REVIEWS, EXCERPTS, & COMMENTS #
BACK COVER #
In the traditions of every culture, plants have been highly valued for their nourishing, healing, and transformative properties. The most powerful of those plants, which are known to transport the human mind into other dimensions of consciousness, have always been regarded as sacred.In this book, the world's most renowned authorities on psychoactive flora provide a fascinating and moving testimony of these "plants of the gods", tracing their use throughout the world and their significance in shaping history and culture.
Of the ninety-one hallucinogenic plant beautifully illustrated and characterized in their lexicon, the authors elaborate in vivid detail on fourteen that have had profound significance for human beings. Drawing on fourteen years of field work, Dr. Richard Evans Schultes describes pilgrimages made to gather the sacred plants as well as the rites, prayers, songs, and dances associated with their use. His accounts are augmented by Dr. Albert Hofmann's lucid explanations of the biochemistry of these psychotropic substances.

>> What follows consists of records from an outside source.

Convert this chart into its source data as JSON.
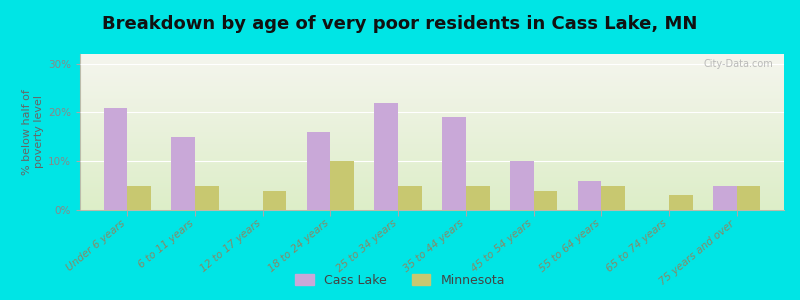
{
  "title": "Breakdown by age of very poor residents in Cass Lake, MN",
  "ylabel": "% below half of\npoverty level",
  "categories": [
    "Under 6 years",
    "6 to 11 years",
    "12 to 17 years",
    "18 to 24 years",
    "25 to 34 years",
    "35 to 44 years",
    "45 to 54 years",
    "55 to 64 years",
    "65 to 74 years",
    "75 years and over"
  ],
  "cass_lake": [
    21,
    15,
    0,
    16,
    22,
    19,
    10,
    6,
    0,
    5
  ],
  "minnesota": [
    5,
    5,
    4,
    10,
    5,
    5,
    4,
    5,
    3,
    5
  ],
  "cass_lake_color": "#c9a8d8",
  "minnesota_color": "#c8c870",
  "background_color": "#00e5e5",
  "grad_bottom": "#ddeec8",
  "grad_top": "#f5f5ee",
  "ylim": [
    0,
    32
  ],
  "yticks": [
    0,
    10,
    20,
    30
  ],
  "bar_width": 0.35,
  "title_fontsize": 13,
  "axis_label_fontsize": 8,
  "tick_fontsize": 7.5,
  "legend_fontsize": 9,
  "xtick_color": "#888866",
  "ytick_color": "#888888",
  "watermark": "City-Data.com"
}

The text is accompanied by numerous illustrations, more than one hundred of which are in full color. Included are rare photographs -- many published here for the first time -- of plants and the people who have used them as well as ceremonies, sculpture, paintings, pottery, and weavings related to the ritual use of these sacred hallucinogens.
BLURBS #
. . . an extraordinary blend of botany, ethnootany, chemistry, history, mythology, and art. A visual, spiritual, and intellectual feast, Plants of the Gods is the best book ever written on hallucinogenic plants . . . -- Dr. Mark Plotkin, Conservation International
"Carefully researched, beautifully written, and abundantly illustrated, this book reminds us that the use of hallucinogenic plants has been a fundamental part of human experience for millennia."
-- Michael R. Aldrich, Ph.D., Curator of the Fitz Hugh Ludlow Library
". . . shows the importance of the rituals and ceremonies of tribal peoples for the discovery and conservation of new medicines . . . a volume that anyone interested in medicinal plants, economic botany, or ethnobotany would want to possess."